Avusturya’nın başkenti Viyana’da yayınlanan sol liberal Der Standard da Irak seçimlerinin olası sonuçlarını değerlendiriyor:

“Bu seçimlerin felakete yolaçabilecek tüm zayıflıklarına rağmen, yine de sonuçlarının başka Arap ülkelerinde bulunamayacak kadar demokratik nitelikleri olacağı görülüyor. Kürt azınlık güçlü bir ses olacak, Şiiler de bir Arap ülkesinde ilk kez güçleri oranında –ki burada çoğunluktalar- iktidarı ele alacak. Irak seçimlerinin komşulara da bulaşması tehlikesiyse, Amerika’daki yani muhafazakar vizyonerlerin öne sürdüğünden çok daha az. İsteyen, ülkesindeki rejimden hoşnut olmayan bir Suriyeli ya da Mısırlı’ya dahi, bugün Irak’ta yaşananları mı, yoksa ülkesindeki durumu mu tercih ettiğini sorabilir. Yaşam hakkı dahi güvence altına alınmadıkça Irak’tan bir model olarak söz etmek alaycılık olur.”

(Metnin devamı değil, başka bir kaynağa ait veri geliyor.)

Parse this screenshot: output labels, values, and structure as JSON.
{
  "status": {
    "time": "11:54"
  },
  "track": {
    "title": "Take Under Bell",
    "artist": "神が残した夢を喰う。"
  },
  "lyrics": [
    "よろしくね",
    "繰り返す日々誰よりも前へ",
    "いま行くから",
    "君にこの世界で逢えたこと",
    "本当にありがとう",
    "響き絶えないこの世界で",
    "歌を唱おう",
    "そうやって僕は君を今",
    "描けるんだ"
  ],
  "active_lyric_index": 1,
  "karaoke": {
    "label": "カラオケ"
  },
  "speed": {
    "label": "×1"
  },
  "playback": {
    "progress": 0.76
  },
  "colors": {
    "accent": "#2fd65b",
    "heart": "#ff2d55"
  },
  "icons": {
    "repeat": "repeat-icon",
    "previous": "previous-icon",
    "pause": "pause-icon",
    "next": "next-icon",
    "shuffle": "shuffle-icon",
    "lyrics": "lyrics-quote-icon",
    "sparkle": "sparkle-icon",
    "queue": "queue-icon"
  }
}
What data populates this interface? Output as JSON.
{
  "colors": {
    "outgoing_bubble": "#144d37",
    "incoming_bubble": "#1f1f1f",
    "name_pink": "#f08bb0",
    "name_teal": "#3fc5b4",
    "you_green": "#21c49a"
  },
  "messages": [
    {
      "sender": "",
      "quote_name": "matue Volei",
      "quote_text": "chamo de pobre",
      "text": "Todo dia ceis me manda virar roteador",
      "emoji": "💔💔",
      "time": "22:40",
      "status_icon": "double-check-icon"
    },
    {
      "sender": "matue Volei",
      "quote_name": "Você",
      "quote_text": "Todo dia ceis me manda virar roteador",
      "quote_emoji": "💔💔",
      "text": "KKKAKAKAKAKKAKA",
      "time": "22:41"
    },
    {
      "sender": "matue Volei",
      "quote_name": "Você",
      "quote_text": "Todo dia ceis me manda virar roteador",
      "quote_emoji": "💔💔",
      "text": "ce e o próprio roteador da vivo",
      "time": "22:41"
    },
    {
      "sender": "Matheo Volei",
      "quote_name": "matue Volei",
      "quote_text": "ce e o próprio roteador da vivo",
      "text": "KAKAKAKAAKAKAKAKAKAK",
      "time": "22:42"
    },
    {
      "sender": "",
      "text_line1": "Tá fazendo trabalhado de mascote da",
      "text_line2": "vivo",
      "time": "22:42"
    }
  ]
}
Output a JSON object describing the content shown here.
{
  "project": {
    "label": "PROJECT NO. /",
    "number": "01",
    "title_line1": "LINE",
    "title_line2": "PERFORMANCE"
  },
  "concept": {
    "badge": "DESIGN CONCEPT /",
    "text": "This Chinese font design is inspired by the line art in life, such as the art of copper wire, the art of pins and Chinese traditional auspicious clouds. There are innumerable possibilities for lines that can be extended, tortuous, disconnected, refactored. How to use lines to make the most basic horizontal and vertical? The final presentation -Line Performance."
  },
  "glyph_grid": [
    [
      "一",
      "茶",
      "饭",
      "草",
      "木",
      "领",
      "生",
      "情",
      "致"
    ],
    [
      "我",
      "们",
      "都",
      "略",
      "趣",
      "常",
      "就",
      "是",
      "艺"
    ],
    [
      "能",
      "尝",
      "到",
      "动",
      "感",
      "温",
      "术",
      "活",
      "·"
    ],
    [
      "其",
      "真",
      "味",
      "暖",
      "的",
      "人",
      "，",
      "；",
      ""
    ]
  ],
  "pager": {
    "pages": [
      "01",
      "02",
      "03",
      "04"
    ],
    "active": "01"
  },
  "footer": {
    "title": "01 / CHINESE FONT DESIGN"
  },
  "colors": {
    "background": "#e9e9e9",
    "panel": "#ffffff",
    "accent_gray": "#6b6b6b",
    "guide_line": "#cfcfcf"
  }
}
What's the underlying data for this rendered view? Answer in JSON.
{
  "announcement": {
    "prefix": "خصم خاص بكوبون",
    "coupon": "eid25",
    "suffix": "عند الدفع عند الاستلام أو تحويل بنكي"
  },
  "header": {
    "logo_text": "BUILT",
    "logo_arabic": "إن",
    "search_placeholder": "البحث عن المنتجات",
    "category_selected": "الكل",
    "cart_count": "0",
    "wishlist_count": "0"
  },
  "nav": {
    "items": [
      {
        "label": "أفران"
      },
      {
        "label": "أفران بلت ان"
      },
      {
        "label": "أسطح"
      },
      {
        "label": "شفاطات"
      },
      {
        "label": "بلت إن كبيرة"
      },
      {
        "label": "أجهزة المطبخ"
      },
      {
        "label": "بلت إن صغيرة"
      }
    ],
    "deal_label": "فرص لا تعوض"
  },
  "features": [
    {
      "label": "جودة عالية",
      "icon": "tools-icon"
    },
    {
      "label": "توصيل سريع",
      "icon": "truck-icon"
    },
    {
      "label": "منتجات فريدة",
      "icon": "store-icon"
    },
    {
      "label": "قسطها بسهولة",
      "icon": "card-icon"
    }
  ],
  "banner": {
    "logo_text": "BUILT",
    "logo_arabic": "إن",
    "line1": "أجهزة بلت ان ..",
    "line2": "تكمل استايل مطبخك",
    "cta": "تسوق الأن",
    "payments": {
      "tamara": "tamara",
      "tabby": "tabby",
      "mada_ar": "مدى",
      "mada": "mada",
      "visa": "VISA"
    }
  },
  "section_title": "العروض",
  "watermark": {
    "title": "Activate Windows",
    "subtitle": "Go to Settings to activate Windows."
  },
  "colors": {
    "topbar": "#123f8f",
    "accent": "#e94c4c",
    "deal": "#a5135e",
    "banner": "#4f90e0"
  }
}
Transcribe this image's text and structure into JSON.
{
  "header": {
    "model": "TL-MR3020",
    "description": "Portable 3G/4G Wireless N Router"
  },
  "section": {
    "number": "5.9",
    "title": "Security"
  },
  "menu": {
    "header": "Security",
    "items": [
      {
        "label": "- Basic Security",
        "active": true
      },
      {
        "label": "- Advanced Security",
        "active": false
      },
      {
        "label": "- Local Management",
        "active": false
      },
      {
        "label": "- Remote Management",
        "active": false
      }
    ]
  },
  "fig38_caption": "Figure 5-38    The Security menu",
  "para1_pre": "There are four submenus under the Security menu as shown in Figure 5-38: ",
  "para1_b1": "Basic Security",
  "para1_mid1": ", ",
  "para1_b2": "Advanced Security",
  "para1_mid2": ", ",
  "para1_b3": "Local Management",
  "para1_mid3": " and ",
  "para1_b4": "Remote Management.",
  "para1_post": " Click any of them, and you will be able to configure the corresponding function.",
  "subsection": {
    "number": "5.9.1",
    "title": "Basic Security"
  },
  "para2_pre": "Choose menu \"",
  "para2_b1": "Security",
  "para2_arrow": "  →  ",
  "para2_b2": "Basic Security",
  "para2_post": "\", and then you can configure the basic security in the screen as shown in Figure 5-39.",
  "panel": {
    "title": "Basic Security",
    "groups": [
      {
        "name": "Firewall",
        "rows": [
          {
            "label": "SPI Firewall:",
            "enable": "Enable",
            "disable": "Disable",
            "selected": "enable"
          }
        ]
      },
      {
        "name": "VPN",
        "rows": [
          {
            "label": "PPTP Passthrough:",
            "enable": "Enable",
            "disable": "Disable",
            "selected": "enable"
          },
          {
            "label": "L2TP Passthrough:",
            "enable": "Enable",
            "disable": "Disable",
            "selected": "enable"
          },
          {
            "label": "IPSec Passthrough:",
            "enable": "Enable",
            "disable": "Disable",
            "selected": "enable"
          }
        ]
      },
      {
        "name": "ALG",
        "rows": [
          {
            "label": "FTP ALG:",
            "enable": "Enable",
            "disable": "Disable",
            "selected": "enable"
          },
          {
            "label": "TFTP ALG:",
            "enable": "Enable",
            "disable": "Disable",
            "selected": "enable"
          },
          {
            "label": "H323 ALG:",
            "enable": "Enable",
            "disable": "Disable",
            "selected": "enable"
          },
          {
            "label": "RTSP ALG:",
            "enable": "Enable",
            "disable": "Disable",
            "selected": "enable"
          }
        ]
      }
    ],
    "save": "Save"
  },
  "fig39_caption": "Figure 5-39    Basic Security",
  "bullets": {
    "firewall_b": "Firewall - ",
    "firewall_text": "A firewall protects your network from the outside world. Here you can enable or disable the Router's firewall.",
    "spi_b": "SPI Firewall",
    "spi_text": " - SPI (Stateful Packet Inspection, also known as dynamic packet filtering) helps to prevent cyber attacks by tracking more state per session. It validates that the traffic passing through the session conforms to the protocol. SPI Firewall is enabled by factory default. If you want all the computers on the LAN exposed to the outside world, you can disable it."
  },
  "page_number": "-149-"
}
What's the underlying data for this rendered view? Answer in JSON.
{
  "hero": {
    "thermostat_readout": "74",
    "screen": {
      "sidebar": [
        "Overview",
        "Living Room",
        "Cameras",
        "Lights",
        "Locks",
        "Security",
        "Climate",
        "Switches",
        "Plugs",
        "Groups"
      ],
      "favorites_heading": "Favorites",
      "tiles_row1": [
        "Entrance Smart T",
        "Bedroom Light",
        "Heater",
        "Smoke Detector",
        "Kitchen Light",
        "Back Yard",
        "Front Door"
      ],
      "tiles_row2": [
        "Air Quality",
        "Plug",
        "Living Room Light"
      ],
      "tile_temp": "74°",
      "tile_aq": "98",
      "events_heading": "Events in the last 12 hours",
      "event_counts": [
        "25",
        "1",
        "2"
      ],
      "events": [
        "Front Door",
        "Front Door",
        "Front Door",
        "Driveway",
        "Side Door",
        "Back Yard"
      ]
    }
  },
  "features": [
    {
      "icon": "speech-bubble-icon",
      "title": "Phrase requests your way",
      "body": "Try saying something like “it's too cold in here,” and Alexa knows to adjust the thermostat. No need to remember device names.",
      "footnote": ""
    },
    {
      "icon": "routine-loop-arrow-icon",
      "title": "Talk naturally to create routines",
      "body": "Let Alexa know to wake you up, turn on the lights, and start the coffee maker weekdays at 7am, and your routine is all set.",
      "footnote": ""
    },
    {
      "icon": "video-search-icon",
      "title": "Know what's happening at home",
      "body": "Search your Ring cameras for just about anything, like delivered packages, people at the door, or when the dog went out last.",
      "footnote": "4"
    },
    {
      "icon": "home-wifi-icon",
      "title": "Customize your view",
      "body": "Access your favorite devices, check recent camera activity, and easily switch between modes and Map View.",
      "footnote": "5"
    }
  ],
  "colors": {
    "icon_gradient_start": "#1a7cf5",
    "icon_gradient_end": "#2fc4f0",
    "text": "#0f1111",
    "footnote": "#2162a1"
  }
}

Almanya’da aşırı sağcı Alman Milliyetçi Demokrat Partisi’ne karşı nasıl mücadele edileceği hararetli şekilde tartışılmaya devam ediyor. Financial Times Deutschland, bu mücadelenin sadece hukuki yoldan yapılmasına karşı çıkıyor ve “şimdi yasa ya da Anayasa değişiklikleri talep edenler, Saksonya’da Alman Milliyetçi Demokrat Partisi’nin seçim başarısı elde ettiğinde politikacı ve gazetecilerin kameralar karşısında kendilerini rezil ettikleri andaki çaresizliğe düşer” diye yazıyor. Federal Almanya’nın başından beri kendini koruma yeteneğine sahip bir demokrasi olarak kurulduğunu savunan gazete, Anayasa düşmanlarına karşı yeterince koruma saplayan yasal düzenleme bulunduğunu belirtiyor.

Muhafazakar Die Welt de, büyük partilerin artık kendine gelmesi gerektiğini, aksi halde kendilerinin aşırı sağ politikacılardan daha fazla zarar göreceğini savunuyor. Gazete, “demokratik partiler, inandırıcı bir politikayla aşırı sağın sempatizanlarını kendilerine bağlamayı başarmak zorunda” ifadesini kullanıyor.